## Overview

For our project we decided to build a classifier to tell whenever a song (based on its audio features) is gonna be popular or not. For that purpose, have a main dataset of Spotify tracks from 1921 to 2020 from which we will use a subset of the last 10 years for this project; additionally, we have datasets for top tracks of the last 10 years, which we can use for aiding in the training and prediction of our model. The datasets we are gonna be using are:

- Tracks - https://www.kaggle.com/yamaerenay/spotify-dataset-19212020-160k-tracks
- Top 2010 to 2019 - https://www.kaggle.com/leonardopena/top-spotify-songs-from-20102019-by-year
- Top 2017 - https://www.kaggle.com/nadintamer/top-tracks-of-2017
- Top 2018 - https://www.kaggle.com/nadintamer/top-spotify-tracks-of-2018
- Top 2019 - https://www.kaggle.com/leonardopena/top50spotify2019

Each of the datases, while being from Spotify, is bit different from one another (column names, scale, etc). Therefore, the preprocessing phase of our project focuses on making these datasets compatible with one another.

### Preprocessing

The general process we will follow for our **secondary** dataframes (top charts) is:

1. Normalize the column names of each dataset so they have the same columns.

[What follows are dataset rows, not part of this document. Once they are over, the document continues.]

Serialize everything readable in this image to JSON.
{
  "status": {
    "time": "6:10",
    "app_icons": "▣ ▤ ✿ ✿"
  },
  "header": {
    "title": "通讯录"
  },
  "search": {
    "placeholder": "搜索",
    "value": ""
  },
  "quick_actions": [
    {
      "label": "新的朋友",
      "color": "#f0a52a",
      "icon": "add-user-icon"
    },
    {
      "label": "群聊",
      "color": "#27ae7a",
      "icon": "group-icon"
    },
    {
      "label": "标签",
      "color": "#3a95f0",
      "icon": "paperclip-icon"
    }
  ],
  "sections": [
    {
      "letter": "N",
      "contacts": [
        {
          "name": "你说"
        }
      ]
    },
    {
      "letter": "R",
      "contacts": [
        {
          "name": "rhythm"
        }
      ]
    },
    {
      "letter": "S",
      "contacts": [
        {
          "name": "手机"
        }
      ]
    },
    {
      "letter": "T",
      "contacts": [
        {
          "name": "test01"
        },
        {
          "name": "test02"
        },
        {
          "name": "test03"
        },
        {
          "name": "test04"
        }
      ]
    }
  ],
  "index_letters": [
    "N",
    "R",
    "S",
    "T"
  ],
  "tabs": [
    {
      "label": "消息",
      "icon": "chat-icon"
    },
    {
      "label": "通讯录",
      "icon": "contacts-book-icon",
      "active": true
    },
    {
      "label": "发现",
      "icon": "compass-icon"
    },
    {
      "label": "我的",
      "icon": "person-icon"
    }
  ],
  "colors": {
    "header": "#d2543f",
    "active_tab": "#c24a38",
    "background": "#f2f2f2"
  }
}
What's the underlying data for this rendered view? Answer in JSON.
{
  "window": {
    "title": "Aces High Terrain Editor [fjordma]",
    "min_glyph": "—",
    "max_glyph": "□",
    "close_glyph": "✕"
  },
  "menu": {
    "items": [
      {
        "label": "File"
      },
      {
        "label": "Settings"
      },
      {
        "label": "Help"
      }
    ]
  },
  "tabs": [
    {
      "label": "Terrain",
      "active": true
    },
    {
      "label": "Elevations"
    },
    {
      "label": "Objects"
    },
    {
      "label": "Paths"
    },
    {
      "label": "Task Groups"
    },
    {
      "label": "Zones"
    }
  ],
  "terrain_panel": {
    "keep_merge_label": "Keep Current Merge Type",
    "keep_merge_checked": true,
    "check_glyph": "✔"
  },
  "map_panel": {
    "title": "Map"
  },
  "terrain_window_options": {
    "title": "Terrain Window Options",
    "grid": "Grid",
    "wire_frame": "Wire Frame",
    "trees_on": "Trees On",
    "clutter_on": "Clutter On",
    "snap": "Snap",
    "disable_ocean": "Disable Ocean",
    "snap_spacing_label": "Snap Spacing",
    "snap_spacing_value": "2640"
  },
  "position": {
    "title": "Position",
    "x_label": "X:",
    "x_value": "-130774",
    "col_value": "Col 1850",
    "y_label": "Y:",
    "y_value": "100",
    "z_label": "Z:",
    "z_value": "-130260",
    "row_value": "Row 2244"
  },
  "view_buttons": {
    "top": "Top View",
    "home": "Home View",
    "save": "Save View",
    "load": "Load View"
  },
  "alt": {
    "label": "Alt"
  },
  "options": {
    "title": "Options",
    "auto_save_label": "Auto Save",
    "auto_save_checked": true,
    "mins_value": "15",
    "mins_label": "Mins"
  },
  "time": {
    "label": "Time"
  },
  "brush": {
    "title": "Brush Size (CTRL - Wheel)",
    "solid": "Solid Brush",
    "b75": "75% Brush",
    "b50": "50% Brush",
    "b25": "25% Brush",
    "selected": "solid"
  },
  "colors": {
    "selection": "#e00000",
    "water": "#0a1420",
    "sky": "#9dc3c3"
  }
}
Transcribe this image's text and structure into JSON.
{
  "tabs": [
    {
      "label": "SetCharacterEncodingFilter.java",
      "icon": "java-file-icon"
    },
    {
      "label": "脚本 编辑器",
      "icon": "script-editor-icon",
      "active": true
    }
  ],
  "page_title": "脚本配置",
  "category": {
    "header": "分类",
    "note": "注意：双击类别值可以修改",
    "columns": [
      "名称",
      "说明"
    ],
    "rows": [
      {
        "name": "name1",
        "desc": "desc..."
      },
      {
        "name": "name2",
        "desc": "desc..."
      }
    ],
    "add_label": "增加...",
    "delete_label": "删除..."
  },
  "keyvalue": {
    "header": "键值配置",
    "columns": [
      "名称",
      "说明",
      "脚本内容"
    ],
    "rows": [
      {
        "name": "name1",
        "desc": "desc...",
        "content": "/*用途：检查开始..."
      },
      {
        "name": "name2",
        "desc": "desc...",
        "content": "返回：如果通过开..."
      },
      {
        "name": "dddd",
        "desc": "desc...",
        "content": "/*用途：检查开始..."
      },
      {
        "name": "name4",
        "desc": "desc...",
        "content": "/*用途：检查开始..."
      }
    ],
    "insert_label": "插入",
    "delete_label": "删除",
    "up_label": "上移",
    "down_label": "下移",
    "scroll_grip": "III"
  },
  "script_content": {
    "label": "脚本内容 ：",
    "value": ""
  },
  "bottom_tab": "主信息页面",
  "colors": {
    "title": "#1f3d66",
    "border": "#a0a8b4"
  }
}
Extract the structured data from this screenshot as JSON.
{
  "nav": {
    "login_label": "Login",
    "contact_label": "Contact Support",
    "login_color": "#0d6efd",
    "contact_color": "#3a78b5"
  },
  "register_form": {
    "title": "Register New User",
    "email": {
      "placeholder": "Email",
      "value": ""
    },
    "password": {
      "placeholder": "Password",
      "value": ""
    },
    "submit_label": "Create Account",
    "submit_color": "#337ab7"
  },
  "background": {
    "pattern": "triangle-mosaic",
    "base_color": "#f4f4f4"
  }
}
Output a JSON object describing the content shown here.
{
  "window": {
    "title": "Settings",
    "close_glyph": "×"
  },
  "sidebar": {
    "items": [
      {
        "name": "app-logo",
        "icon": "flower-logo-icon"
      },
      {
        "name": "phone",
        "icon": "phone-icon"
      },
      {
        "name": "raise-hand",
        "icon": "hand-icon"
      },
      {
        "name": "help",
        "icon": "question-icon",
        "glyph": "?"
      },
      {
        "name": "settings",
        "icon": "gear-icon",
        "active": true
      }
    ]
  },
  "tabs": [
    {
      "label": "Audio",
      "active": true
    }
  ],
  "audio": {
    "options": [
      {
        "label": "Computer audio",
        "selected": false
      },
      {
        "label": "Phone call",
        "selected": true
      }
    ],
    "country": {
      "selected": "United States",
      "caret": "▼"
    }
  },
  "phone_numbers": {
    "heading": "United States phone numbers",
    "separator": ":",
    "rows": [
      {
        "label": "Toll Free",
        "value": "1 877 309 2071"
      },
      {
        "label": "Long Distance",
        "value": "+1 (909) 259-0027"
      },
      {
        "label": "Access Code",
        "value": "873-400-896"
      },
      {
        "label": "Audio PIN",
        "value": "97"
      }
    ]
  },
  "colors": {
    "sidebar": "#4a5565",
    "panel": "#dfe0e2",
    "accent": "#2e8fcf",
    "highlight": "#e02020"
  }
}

2. Keep only common columns.

3. Mark each dataset by year.

4. Merge them into a single dataframe.

We can then use our "top charts" dataframe for creating new features in our main dataset,
indicating if a given track ever made it to the top charts for a given year.

### Exploration

Start by exploring our **main** dataset and our **top charts** dataset (result from preprocessing step).

## Reading datasets

In [1]:
import pandas as pd
import numpy as np
import os

In [2]:
def read_dataset(name):
    url = os.path.join(os.getcwd(), '..', 'resources', name)
    return pd.read_csv(url)


In [3]:
datasets = [
    read_dataset('tracks-1921-2020.csv'),
    read_dataset('top-tracks-2010-to-2019.csv'),
    read_dataset('top-tracks-2017.csv'),
    read_dataset('top-tracks-2018.csv'),
    read_dataset('top-tracks-2019.csv'),
]

# indices constants for easier access later one
TRACKS_1921_2020 = 0
TOP_2010_2019_IDX = 1
TOP_2017_IDX = 2
TOP_2018_IDX = 3
TOP_2019_IDX = 4

## Preprocessing

### Normalizing columns

Some of the datasets have different column names to represent the same kind of metadata (name vs. title) or audio features (loudness vs. decibels). To address that, we are gonna normalize the columns so all the datasets have the same column names.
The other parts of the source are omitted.